George was a community minded person. He was a member of the Farmers Institute, the 4-H, First Aide, Rodeo, Ball, and many more clubs and organizations. He claimed that he offered to join the Womens Institute but they would not have him. George also organized and rode in many trail rides, including the 1967 B.C. Centennial Trail Ride on the old Spirit River Trail.
In later years, George and his wife Ev traveled a great deal. They saw most of Canada, the US, Hawaii, New Zealand, Australia, England, and Ireland. After his wife passed away in 1996, George took a cruise through the Gulf of Mexico, the Panama Canal, and on to California on the Loveboat. His dream was to see the Amazon, so the next year he flew to Rio de Janeiro in South America and took a cruise along the Amazon, then the Caribbean to Fort Lauderdale, Florida. Last year, he and his two daughters, Myrna and Esther, flew to Ottawa to visit his brother Ernest who was 92 years old at the time.
George Sewell was a man of strong principles. He was private about his feelings, but the rest of him was wide open. He was personable and sociable. George cared about people, enjoyed them and never passed judgement, thus he made friends where-ever he went. He strove to give his children what he never had: a good education and decent careers. Georges children saw him as kind and gentle - strong and determined. He possessed lots of common sense, a great sense of humour, and only gave his advise when asked. From him his children and grandchildren learned to live life to the fullest; to work hard and play hard, and to always treat people as if it were a Sunday.
Georges grandchildren pay special tribute as they write: "Yes, Grandpa, you have cut a wide swath in our lives. You were the ultimate role model. You touched us in a hundred ways. We deeply respected you, loved you, and will miss you everyday."
George was predeceased by his parents Elizabeth and Charlie Sewell, his wife Evelyn, of 57 years, daughter Ethel, and son-in-law Charlie Roth. Also his sisters Myrtle Mitchell, Violet Cappis, Alice Sewell, and brothers Norman and Clifford.

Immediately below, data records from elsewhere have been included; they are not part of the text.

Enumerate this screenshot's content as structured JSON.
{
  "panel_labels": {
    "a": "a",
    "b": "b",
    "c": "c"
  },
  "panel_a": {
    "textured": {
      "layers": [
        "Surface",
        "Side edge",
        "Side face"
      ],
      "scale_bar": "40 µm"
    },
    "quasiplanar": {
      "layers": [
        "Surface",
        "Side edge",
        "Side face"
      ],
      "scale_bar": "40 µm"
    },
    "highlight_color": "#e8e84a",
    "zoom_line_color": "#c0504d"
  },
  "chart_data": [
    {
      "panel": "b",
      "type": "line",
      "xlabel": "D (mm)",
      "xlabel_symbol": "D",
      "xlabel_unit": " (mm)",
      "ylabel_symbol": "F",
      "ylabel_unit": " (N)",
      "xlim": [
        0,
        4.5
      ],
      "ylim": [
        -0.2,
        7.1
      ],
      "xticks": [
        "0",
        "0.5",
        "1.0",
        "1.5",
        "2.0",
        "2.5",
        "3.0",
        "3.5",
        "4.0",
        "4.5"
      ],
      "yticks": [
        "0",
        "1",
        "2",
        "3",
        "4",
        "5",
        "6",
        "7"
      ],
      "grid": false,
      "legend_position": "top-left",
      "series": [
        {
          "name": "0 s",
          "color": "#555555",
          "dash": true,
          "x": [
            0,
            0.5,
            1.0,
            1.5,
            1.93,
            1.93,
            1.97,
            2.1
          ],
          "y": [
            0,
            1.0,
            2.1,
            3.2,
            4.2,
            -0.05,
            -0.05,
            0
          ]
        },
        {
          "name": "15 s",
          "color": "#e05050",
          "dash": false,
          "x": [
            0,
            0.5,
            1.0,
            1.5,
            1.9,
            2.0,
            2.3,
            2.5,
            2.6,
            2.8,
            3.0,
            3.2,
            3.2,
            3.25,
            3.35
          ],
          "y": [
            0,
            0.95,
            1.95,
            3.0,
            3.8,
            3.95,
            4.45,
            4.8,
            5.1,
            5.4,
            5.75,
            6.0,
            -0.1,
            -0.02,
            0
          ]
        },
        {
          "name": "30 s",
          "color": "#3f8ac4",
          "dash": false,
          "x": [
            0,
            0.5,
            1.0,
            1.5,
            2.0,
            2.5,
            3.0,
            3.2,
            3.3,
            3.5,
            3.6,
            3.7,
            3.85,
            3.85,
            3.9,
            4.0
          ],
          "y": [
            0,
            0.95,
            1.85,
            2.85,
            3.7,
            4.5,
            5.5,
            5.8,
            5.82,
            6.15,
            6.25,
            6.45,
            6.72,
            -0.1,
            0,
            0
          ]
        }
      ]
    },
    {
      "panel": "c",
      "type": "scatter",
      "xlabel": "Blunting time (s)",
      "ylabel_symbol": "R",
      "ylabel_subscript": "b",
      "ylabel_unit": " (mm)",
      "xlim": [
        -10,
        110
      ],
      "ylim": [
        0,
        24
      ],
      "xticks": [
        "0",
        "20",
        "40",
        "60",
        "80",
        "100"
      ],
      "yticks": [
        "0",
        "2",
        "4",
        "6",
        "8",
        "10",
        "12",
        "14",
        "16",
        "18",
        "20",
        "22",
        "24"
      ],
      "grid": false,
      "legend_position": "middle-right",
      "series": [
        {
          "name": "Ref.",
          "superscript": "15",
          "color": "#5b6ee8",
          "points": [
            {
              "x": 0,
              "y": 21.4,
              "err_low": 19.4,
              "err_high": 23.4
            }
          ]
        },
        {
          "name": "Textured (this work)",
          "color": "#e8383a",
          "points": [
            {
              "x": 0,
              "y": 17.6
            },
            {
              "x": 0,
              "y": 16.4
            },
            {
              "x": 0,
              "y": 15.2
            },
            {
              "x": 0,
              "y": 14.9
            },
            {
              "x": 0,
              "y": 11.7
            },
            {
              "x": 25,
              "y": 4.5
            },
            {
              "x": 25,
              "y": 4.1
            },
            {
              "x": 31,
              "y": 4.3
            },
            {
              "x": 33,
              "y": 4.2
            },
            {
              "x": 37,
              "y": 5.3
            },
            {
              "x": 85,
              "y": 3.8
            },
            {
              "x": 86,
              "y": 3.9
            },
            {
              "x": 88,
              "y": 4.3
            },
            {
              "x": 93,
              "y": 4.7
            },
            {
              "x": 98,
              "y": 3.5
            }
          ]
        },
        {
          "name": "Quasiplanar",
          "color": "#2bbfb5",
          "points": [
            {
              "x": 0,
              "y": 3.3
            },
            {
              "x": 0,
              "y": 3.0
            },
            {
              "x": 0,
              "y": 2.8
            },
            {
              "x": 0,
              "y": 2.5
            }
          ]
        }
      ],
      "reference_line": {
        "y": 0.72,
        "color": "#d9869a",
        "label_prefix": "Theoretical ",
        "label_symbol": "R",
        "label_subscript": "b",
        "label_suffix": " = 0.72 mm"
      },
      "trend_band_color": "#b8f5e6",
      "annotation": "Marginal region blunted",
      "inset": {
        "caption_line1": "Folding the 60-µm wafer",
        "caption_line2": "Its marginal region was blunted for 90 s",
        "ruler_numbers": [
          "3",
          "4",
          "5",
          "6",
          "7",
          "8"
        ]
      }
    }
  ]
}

George leaves to mourn his special friend Jessie Harrod, sisters Millie and Caroline, and Brother Ernest. Also, his sons Wayne (Shirley) and Garry (Dellene), his daughters Myrna (Paul) Gardner, Sharron (LeRoy) Sandness, Esther (Cliff) Supernault, Beryl (Erb) Dreidiger, son-in-law Sam Roth, plus many many grandchildren, great grandchildren, great great grandchildren, plus numerous nieces, nephews, and friends.
Funeral arrangements under the care of Reynars Funeral Chapel and Crematorium.